Economics and long-term production are driving Rice Energy Inc., the new kid on the Marcellus-Utica block, bent on making the most of its core areas.

“Our strategy wasn’t necessarily to say that we wanted to pick up a million acres,” CEO Daniel J. Rice IV told a Pittsburgh audience. “But what we did want to do was have a high-quality position concentrated within the core from which we could use our technically competent geological, completion and engineering teams to be able to optimally develop this stuff.

“For us, we were really looking at the economics; we’re agnostic to commodity price mix,” he told the crowd. “So, even within the Marcellus, and again in the Utica, we weren’t chasing a liquids window, or an oil window, or even a gas window; we were chasing rate of return and PV-10. Our strategy has really been driven by cash flow and economics, and not necessarily by what the commodity is.” Rice, one of three brothers who founded the company, which went public earlier this year (see Shale Daily, Dec. 17, 2013), outlined the company’s strategy in a keynote address at the DUG East Conference in Pittsburgh Wednesday.
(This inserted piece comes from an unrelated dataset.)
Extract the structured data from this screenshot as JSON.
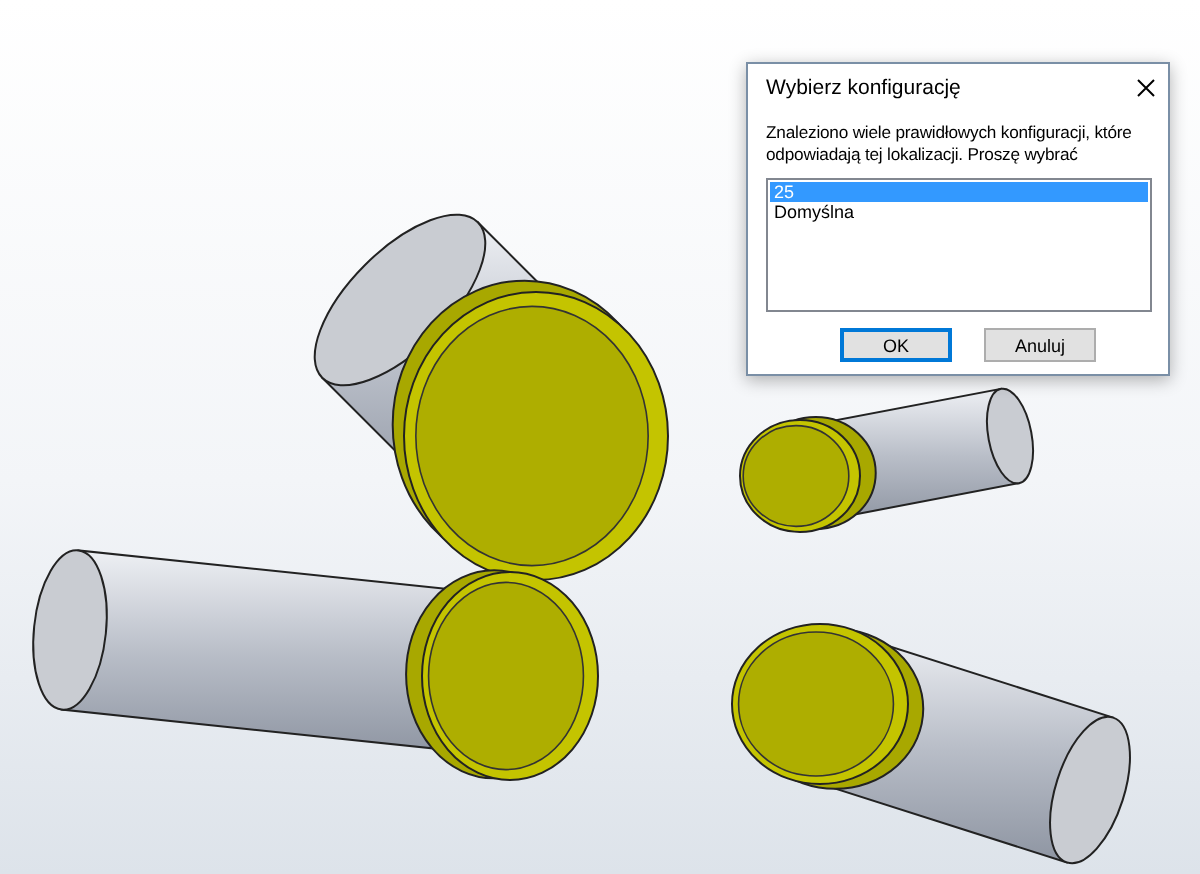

Shortly after it was founded, Rice Energy acquired just 615 net acres in Washington County, PA, in what Rice and his brothers believed would become the the core of the prolific Marcellus Shale play. In 2010, the company completed its first horizontal Marcellus well, and by 2011, it had 21,000 net acres in Southwest Pennsylvania, which has indeed become the play’s core, with a wet gas fairway that large and small operators alike have flocked to (see Shale Daily,Dec. 12, 2013). The company entered Ohio’s Utica Shale in 2012, leasing with a large landowner group in central Belmont County in an area of southeast Ohio where a Utica core is shaping up.

Today, although small in comparison to some of the Appalachian Basin’s major players, Rice Energy has about 90,000 net acres split evenly between the cores of Ohio’s Utica and Pennsylvania’s Marcellus Shale. It has 350 MMcf/d of gross operated production from 50 unconventional wells in the Marcellus.

Rice said, “100% of our Marcellus acreage is 1,050 and 1,100 Btu, so it’s all pipeline-spec dry gas.” The company’s acreage in the Utica is nearly the same, with 75% of its acreage producing dry gas that doesn’t require processing, while the rest is a mix of liquids.

“The important thing for us is everything that we’re developing is pretty prolific in terms of the volume, so even with it just being dry gas, the volumes certainly make up for a lot of the lower prices we’re getting for this product,” Rice said in assuring the audience about the company’s reserves.

He offered an example by showing that when the company reached 41 producing wells, it was turning out more than 300 MMcf/d of natural gas, which he said exceeded the production of the next 41 wells operated by large and small peers.

“We really don’t look too much at IP [initial production] rates. We did early on in the testing, but we don’t look at IPs as a measure of anything,” Rice said. “We’re really looking at longer-term production. So 35-40 MMcf/d IPs are flashy and they look really good and they indicate there’s gas there, but beyond that, you don’t really know if it’s going to lead to a Haynesville well where you have high declines or a Marcellus-type well where you can sustain production because of a formidable pressure formation.”

In the Marcellus, Rice said the company was seeing “much shallower” decline rates, adding that it does not let its wells “rip,” choosing instead to choke them back to 1.8-2 MMcf per 1,000 feet of lateral length.

“What that allows us to do is control the pressure regime, control the frack we’ve got in the ground and have a much more stable decline rate. For us, we’re not seeing these high peaks in production, but what we are seeing is a gradual step-up in production over time.”

Rice delivered his presentation just two days after his company reported a record-setting IP test at its first Utica Shale well, the Bigfoot 9H (see Shale Daily, June 2). The well tested at more than 40 MMcf/d after five days.

Some financial analysts have expressed concern about the company’s acreage concentration, its hydrocarbon mix and a general lack of infrastructure in the areas where it works. Like other young operators, Rice Energy has also absorbed losses in recent years, according to its prospectus.

But Rice pointed to the company’s Bigfoot well in the Utica as evidence of his team’s ability to learn quickly and deliver results.

“The rest of the industry I think is really caught up in this one: lateral placement,” Rice said. “With us, we have a dedicated team of geosteerers led by the third Rice brother, Derek Rice, and their goal is to really place the lateral within a specified section of shale.”

In southwest Pennsylvania, for example, Rice said the Marcellus is about 80-90 feet thick. Most other operators, he continued, are targeting a window of 30-40 feet for their lateral placement within the formation’s sweet spot. But Rice Energy is targeting a narrow and precise window of three to four feet.

“It’s easier said than done, but it requires the right tools and the right people, and the right approach at the company to make this happen.”

The company’s next two Utica wells will be drilled exactly the same as the Bigfoot, Rice said.